THE HAGUE (Netherlands): Hours before a rare snowstorm hit this city last month, Sgt. Erik Smit got a call from dispatch: A Jack Russell was locked out on a third-storey balcony.
Neighbours heard it barking and knew that the owner, who had left for work at 7.30am, would not be back until the end of the day, when the terrace would be covered by several inches of snow.
Smit, a 39-year veteran of the national police force, rang a few doorbells and yelled some questions to curious but uninformed residents. He then radioed for a 22-tonne firetruck with a crane and platform.
A half-hour later, at a taxpayer cost of roughly €500 (Dh2,294 or $620), the rescued dog was warming up in an animal ambulance. Smit got back into his squad car and continued his day.
“He’ll have to call me and explain the situation,” he said of the dog’s owner, who would eventually be fined €150 for animal neglect.
Smit is one of roughly 250 full-time members of the animal police force in the Netherlands (many more are trained but do not carry out the function exclusively). Of the approximately 3 million calls made to The Hague area police each year, roughly 3,000 involve animals.
Like a Humane Society with guns, handcuffs and badges, members of the animal police force are regular officers with extra training and special equipment.
A 911-type emergency line for animals — dial 144 from any phone in the Netherlands — dispatches the officers and supplies the vast majority of their leads.
The work is a mix of animal protection and human social services, finding practical solutions — like monthly visits to a troubled dog and its owner to ensure all is well — and judicial procedures like fines.
“Obviously, the first thing I do is to look after the animals, but often when you look further, you see the things aren’t going so well for the owner of the animals,” said Smit, who estimates he sees malicious intent in only about 20 per cent of cases.

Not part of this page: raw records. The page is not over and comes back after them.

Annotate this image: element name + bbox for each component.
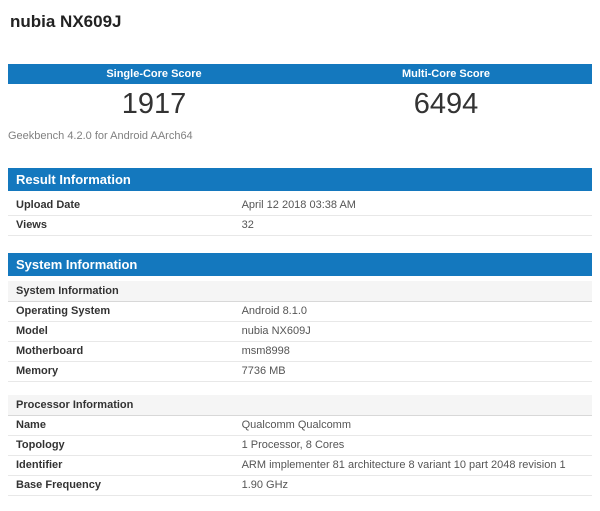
row-label: Memory — [16, 365, 59, 377]
row-value: 7736 MB — [241, 365, 286, 377]
row-label: Operating System — [16, 305, 111, 317]
row-value: Qualcomm Qualcomm — [241, 419, 352, 431]
table-row: Upload Date April 12 2018 03:38 AM — [8, 196, 592, 216]
row-label: Views — [16, 219, 47, 231]
row-value: Android 8.1.0 — [241, 305, 308, 317]
row-value: msm8998 — [241, 345, 290, 357]
row-label: Model — [16, 325, 48, 337]
row-value: April 12 2018 03:38 AM — [241, 199, 356, 211]
row-value: 32 — [241, 219, 254, 231]
row-value: 1.90 GHz — [241, 479, 289, 491]
single-core-score-header: Single-Core Score — [106, 68, 202, 80]
result-information-header: Result Information — [8, 168, 592, 191]
system-information-rows: Operating System Android 8.1.0 Model nubia … — [8, 302, 592, 382]
table-row: Identifier ARM implementer 81 architectur… — [8, 456, 592, 476]
multi-core-score-header: Multi-Core Score — [401, 68, 490, 80]
page-title: nubia NX609J — [10, 12, 122, 31]
geekbench-version-caption: Geekbench 4.2.0 for Android AArch64 — [8, 130, 193, 142]
system-information-header: System Information — [8, 253, 592, 276]
result-information-table: Upload Date April 12 2018 03:38 AM Views 32 — [8, 196, 592, 236]
table-row: Name Qualcomm Qualcomm — [8, 416, 592, 436]
single-core-score-value: 1917 — [121, 88, 187, 120]
row-label: Topology — [16, 439, 65, 451]
table-row: Topology 1 Processor, 8 Cores — [8, 436, 592, 456]
table-row: Views 32 — [8, 216, 592, 236]
row-label: Identifier — [16, 459, 63, 471]
system-information-table: System Information Operating System Andro… — [8, 281, 592, 496]
table-row: Motherboard msm8998 — [8, 342, 592, 362]
row-value: nubia NX609J — [241, 325, 311, 337]
row-value: ARM implementer 81 architecture 8 varian… — [241, 459, 566, 471]
table-row: Model nubia NX609J — [8, 322, 592, 342]
multi-core-score-value: 6494 — [413, 88, 479, 120]
score-summary: Single-Core Score Multi-Core Score 1917 … — [8, 64, 592, 124]
system-information-section: System Information System Information Op… — [8, 253, 592, 496]
row-label: Base Frequency — [16, 479, 101, 491]
row-value: 1 Processor, 8 Cores — [241, 439, 345, 451]
table-row: Base Frequency 1.90 GHz — [8, 476, 592, 496]
result-information-section: Result Information Upload Date April 12 2… — [8, 168, 592, 236]
processor-information-rows: Name Qualcomm Qualcomm Topology 1 Processor… — [8, 416, 592, 496]
row-label: Name — [16, 419, 46, 431]
table-row: Memory 7736 MB — [8, 362, 592, 382]
row-label: Upload Date — [16, 199, 81, 211]
score-values-row: 1917 6494 — [8, 84, 592, 124]
table-row: Operating System Android 8.1.0 — [8, 302, 592, 322]
score-header-bar: Single-Core Score Multi-Core Score — [8, 64, 592, 84]
system-information-subheader: System Information — [8, 281, 592, 302]
row-label: Motherboard — [16, 345, 84, 357]
processor-information-subheader: Processor Information — [8, 395, 592, 416]
geekbench-result-page: nubia NX609J Single-Core Score Multi-Cor… — [0, 12, 600, 511]
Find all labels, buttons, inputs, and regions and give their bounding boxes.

During a normal working day, he might help rescue a sick seal at the beach, help to leash or confine an aggressive dog or investigate private residences where people collect animals. That included recently rescuing 60 guinea pigs from a home after neighbours complained about the smell.
In lesser cases, a prosecutor can hand out fines and community service without taking the case to a judge. But about 100 times a year the cases go to court, with maximum penalties of three years in prison or fines of nearly $25,000, though such sentences are rare.

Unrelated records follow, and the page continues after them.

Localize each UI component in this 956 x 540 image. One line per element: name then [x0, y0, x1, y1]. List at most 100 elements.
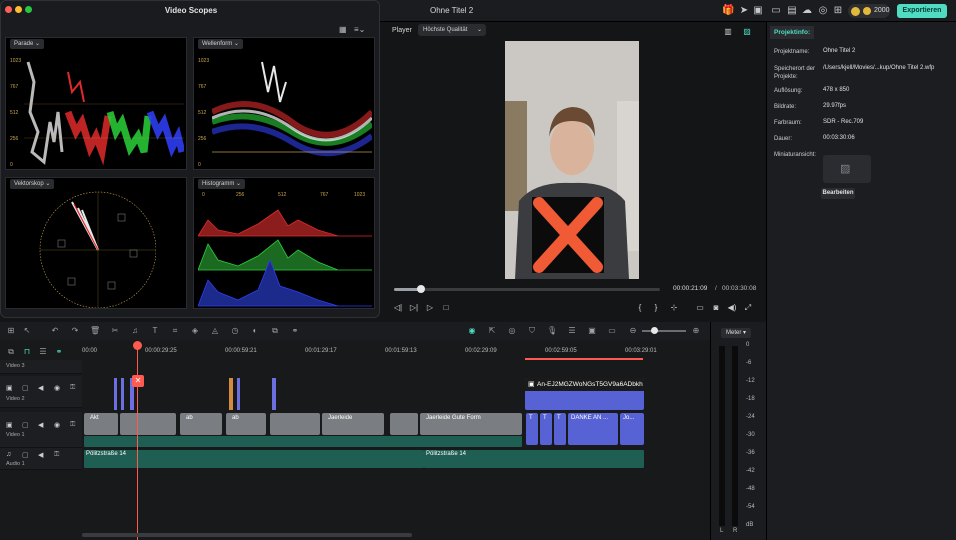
play-icon[interactable]: ▷ [424, 302, 436, 314]
export-frame-icon[interactable]: ⇱ [487, 326, 497, 336]
render-icon[interactable]: ◉ [467, 326, 477, 336]
music-icon[interactable]: ♫ [6, 451, 11, 458]
video2-clip[interactable] [272, 378, 276, 410]
grid-icon[interactable]: ⊞ [6, 326, 16, 336]
video1-clip[interactable]: Akt [84, 413, 118, 435]
video1-clip[interactable]: ab [226, 413, 266, 435]
display-icon[interactable]: ▭ [694, 302, 706, 314]
link-icon[interactable]: ⚭ [290, 326, 300, 336]
video1-clip[interactable] [120, 413, 176, 435]
monitor-icon[interactable]: ▭ [770, 5, 782, 17]
image-icon[interactable]: ▣ [752, 5, 764, 17]
delete-icon[interactable]: 🗑 [90, 326, 100, 336]
pip-icon[interactable]: ▣ [587, 326, 597, 336]
playback-scrubber[interactable] [416, 285, 425, 293]
meter-select[interactable]: Meter ▾ [721, 328, 751, 338]
support-icon[interactable]: ◎ [817, 5, 829, 17]
split-view-icon[interactable]: ▥ [722, 26, 734, 38]
video-track-icon[interactable]: ▣ [6, 384, 13, 392]
volume-icon[interactable]: ◀ [38, 421, 43, 429]
text-clip[interactable]: Jo... [620, 413, 644, 445]
zoom-slider-knob[interactable] [651, 327, 658, 334]
transform-icon[interactable]: ◈ [190, 326, 200, 336]
motion-icon[interactable]: ◎ [507, 326, 517, 336]
redo-icon[interactable]: ↷ [70, 326, 80, 336]
mark-in-icon[interactable]: { [634, 302, 646, 314]
cut-marker-icon[interactable]: ✕ [132, 375, 144, 387]
volume-icon[interactable]: ◀ [38, 451, 43, 459]
video2-clip[interactable] [237, 378, 240, 410]
volume-icon[interactable]: ◀ [38, 384, 43, 392]
tab-project-info[interactable]: Projektinfo: [770, 26, 815, 39]
group-icon[interactable]: ⧉ [270, 326, 280, 336]
shield-icon[interactable]: ⛉ [527, 326, 537, 336]
lock-icon[interactable]: ⚿ [54, 451, 59, 459]
video1-clip[interactable]: Jaerleide Gute Form [420, 413, 522, 435]
thumbnail-preview[interactable]: ▨ [823, 155, 871, 183]
color-icon[interactable]: ◬ [210, 326, 220, 336]
link-toggle-icon[interactable]: ⚭ [54, 347, 64, 357]
folder-icon[interactable]: ▢ [22, 421, 29, 429]
zoom-slider[interactable] [642, 330, 686, 332]
audio-clip[interactable]: Pölitzstraße 14 [84, 450, 424, 468]
video-track-icon[interactable]: ▣ [6, 421, 13, 429]
edit-thumbnail-button[interactable]: Bearbeiten [821, 188, 855, 199]
mark-out-icon[interactable]: } [650, 302, 662, 314]
avatar[interactable] [851, 7, 860, 16]
calendar-icon[interactable]: ▦ [339, 25, 347, 34]
video1-clip[interactable]: Jaerleide [322, 413, 384, 435]
mask-icon[interactable]: ◐ [250, 326, 260, 336]
text-icon[interactable]: T [150, 326, 160, 336]
cut-icon[interactable]: ✂ [110, 326, 120, 336]
vectorscope-select[interactable]: Vektorskop ⌄ [10, 179, 55, 189]
histogram-select[interactable]: Histogramm ⌄ [198, 179, 246, 189]
video-scopes-window[interactable]: Video Scopes ▦ ≡⌄ Parade ⌄ 1023 767 512 … [0, 0, 380, 318]
fullscreen-icon[interactable]: ⤢ [742, 302, 754, 314]
video2-clip[interactable] [121, 378, 124, 410]
undo-icon[interactable]: ↶ [50, 326, 60, 336]
text-clip[interactable]: DANKE AN ... [568, 413, 618, 445]
video1-clip[interactable] [270, 413, 320, 435]
magnet-icon[interactable]: ⊓ [22, 347, 32, 357]
playback-progress[interactable] [394, 288, 660, 291]
zoom-in-icon[interactable]: ⊕ [691, 326, 701, 336]
gift-icon[interactable]: 🎁 [722, 5, 734, 17]
waveform-select[interactable]: Wellenform ⌄ [198, 39, 243, 49]
lock-icon[interactable]: ⚿ [70, 421, 75, 429]
snapshot-icon[interactable]: ▨ [741, 26, 753, 38]
folder-icon[interactable]: ▢ [22, 384, 29, 392]
marker-icon[interactable]: ⊹ [668, 302, 680, 314]
title-clip[interactable]: An-EJ2MGZWoNGsT5GV9a6ADbkh ▣ [525, 378, 644, 410]
prev-frame-icon[interactable]: ◁| [392, 302, 404, 314]
voiceover-icon[interactable]: ☰ [567, 326, 577, 336]
play-back-icon[interactable]: ▷| [408, 302, 420, 314]
export-button[interactable]: Exportieren [897, 4, 947, 18]
folder-icon[interactable]: ▢ [22, 451, 29, 459]
audio-clip[interactable]: Pölitzstraße 14 [424, 450, 644, 468]
parade-select[interactable]: Parade ⌄ [10, 39, 45, 49]
text-clip[interactable]: T [526, 413, 538, 445]
lock-icon[interactable]: ⚿ [70, 384, 75, 392]
audio-icon[interactable]: ♫ [130, 326, 140, 336]
speed-icon[interactable]: ◷ [230, 326, 240, 336]
crop-icon[interactable]: ⌗ [170, 326, 180, 336]
video1-clip[interactable] [390, 413, 418, 435]
add-track-icon[interactable]: ⧉ [6, 347, 16, 357]
timeline-scrollbar[interactable] [82, 533, 412, 537]
mic-icon[interactable]: 🎙 [547, 326, 557, 336]
subtitle-icon[interactable]: ▭ [607, 326, 617, 336]
playhead[interactable] [137, 343, 138, 540]
volume-icon[interactable]: ◀) [726, 302, 738, 314]
camera-icon[interactable]: ◙ [710, 302, 722, 314]
text-clip[interactable]: T [540, 413, 552, 445]
select-icon[interactable]: ↖ [22, 326, 32, 336]
track-settings-icon[interactable]: ☰ [38, 347, 48, 357]
eye-icon[interactable]: ◉ [54, 421, 60, 429]
text-clip[interactable]: T [554, 413, 566, 445]
menu-icon[interactable]: ≡⌄ [354, 25, 365, 34]
send-icon[interactable]: ➤ [738, 5, 750, 17]
video2-clip[interactable] [229, 378, 233, 410]
quality-select[interactable]: Höchste Qualität ⌄ [418, 24, 486, 36]
stop-icon[interactable]: □ [440, 302, 452, 314]
layout-icon[interactable]: ▤ [786, 5, 798, 17]
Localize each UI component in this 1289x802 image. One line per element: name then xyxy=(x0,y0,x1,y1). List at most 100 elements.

Like Smit, Tamara Verdoorn, the prosecutor in charge of animal cases in The Hague district court, sees a lot of people whose run-ins with animal law-enforcement reflect larger problems. “Most people who neglect animals are also neglecting themselves,” she said.
While some animals caught up in the legal system are given up for adoption, certain dogs are examined to ensure they do not pose a threat.
One of the first officers to be trained in the animal police force, Smit says he has learnt most skills through talking with veterinarians, farmers and other experts.
And while his job leads him to some gruesome scenes — a week before the snowstorm, a pony in a city farm was fatally beaten — many encounters end happily.